Dementia is not just challenging for the person who has the condition, it can be very difficult for their loved ones as well as the staff that treats the person. Naturally, dementia is a difficult condition to treat because it causes disruptive behavior and outbursts. Instead of caring for the patient with compassion and effective methods of communication, some nurses and staff have begun using chemical restraints to subdue and sedate the patient. When Human Rights Watch published a report revealing that nurses and staff at hospitals and care centers are using anti-psychotic drugs to control their patients, many deemed this practice “chemical restraints.”

Dementia & the Response

The condition degrades the functioning of the brain slowly, almost deliberately, rendering communication skills, motor skills, and the ability to think analytically almost nonexistent. The patient goes through many trying symptoms during this slow, painful process. Not only do they lose communication abilities, they lose their memories, feel uncomfortable, and are no longer able to perform tasks.

The patient is often incapable of understanding the environment they are in at a hospital. These symptoms also lead to depression in addition to confusion. The factors not only make a person disruptive, they create a situation in which it is much easier for nurses and other staff to solve the solution with chemical restraints. The consequences, however, are dire. A specialist in medical and nursing negligence claims has been consulted on how to avoid using chemical restraints, how to create a restraint-free environment, and how to proceed when your efforts have been unsuccessful.

The Consequences of Chemical Restraints

The use of drugs to subdue patients is not against federal regulations for no reason. It is in fact very harmful for patients who do not need anti-psychotic drugs to be given to them. The research has shown that, especially for patients with dementia, it can exacerbate the disease and speed up symptoms. The use of these methods can slow down cognitive functioning, make the patient more confused, and limit their ability to respond to questions and perform simple tasks. By sedating the patient and creating a quiet environment for themselves, they are really doing a disservice to the person who they are supposed to be helping.

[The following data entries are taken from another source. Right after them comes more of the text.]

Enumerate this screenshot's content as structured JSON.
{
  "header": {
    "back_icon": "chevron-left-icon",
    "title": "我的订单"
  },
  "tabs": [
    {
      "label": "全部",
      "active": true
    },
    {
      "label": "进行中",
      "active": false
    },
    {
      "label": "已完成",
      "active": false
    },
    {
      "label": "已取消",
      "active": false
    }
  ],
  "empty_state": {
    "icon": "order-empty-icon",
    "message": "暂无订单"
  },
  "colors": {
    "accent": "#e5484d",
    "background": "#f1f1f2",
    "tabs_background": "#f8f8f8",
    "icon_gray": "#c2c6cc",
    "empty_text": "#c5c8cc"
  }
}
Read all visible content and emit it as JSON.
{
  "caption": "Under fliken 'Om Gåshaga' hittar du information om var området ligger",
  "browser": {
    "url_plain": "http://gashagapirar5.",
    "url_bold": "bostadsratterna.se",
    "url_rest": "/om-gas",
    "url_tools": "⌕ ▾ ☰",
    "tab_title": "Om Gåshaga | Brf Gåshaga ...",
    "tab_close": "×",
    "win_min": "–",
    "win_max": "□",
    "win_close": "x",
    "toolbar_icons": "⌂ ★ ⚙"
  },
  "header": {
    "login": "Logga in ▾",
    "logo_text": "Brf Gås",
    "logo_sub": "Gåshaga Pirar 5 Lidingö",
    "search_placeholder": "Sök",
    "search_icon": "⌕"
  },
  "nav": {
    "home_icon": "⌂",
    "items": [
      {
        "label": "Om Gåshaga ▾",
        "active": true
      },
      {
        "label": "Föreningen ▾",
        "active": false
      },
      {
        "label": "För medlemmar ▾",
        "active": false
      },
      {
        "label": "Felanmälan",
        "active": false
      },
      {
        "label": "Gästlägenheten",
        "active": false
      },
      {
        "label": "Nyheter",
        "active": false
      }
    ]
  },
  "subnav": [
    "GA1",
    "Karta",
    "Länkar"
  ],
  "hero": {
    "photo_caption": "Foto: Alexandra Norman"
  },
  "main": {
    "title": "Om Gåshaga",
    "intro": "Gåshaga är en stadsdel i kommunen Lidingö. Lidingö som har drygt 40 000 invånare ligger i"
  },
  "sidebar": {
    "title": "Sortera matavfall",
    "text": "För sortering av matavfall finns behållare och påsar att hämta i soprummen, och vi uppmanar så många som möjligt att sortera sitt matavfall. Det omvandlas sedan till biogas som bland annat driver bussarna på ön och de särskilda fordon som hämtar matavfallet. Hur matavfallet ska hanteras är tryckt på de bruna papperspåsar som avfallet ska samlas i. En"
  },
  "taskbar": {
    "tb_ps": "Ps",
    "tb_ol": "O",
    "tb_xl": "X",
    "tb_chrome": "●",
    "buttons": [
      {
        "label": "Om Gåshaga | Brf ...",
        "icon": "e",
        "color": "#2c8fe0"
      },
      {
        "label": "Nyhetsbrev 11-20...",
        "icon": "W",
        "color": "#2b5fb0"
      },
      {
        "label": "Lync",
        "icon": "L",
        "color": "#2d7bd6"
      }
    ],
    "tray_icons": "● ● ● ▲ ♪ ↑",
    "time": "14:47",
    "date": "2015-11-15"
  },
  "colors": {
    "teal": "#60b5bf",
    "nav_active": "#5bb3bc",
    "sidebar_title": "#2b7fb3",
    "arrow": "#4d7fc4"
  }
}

Preventing the Use of Chemical Restraints

To prevent the immoral and ineffective use of anti-psychotics to sedate patients, we need to focus on training and the family’s involvement in the patient’s treatment. Medical staff often use chemical restraints, they say, because they do not know what to do and the family is not around to help provide insight into the situation. The family being around to monitor the situation and provide intimate knowledge into why the patient is behaving in a certain way is very helpful to the staff and will prevent the use of chemical restraints.

But it isn’t up to the family to ensure that the staff does the right thing. They cannot be there all of the time, and it isn’t their responsibility to control the actions of the nurses and assistants. Training must be provided to the doctors, nurses, and orderlies to make it clear that chemical restraints are a last resort that must only be used in emergency situations for a short period of time. Communication training specific to dementia is necessary for the staff to understand how to deal with disruptive behaviors. If the behavior persists despite their efforts, they must go to their supervisor and look for ways to ease the patient and prevent outbursts and disruptions. It has been shown by researchers that staff get very little training on how to handle dementia patients. It is mandatory that they receive much more to avoid performing immoral and inefficient actions by looking for easy solutions.

Creating a Patient-Center Approach and a Restraint-Free Environment

To ensure that chemical restraints are not used frivolously, training and the family’s participation are crucial, but it is also key that staff are practicing basic respect. It is very disturbing to sedate someone against their will, even if their disease is terminal and their abilities to communicate are nil. They are still a person who should be treated like the staff wants to be treated. Simply because it is easier for the nurses and assistants to sedate them with anti-psychotics is not a valid reason to do so. It is the last resort, the worst case scenario, and staff should conduct themselves with these thoughts in mind.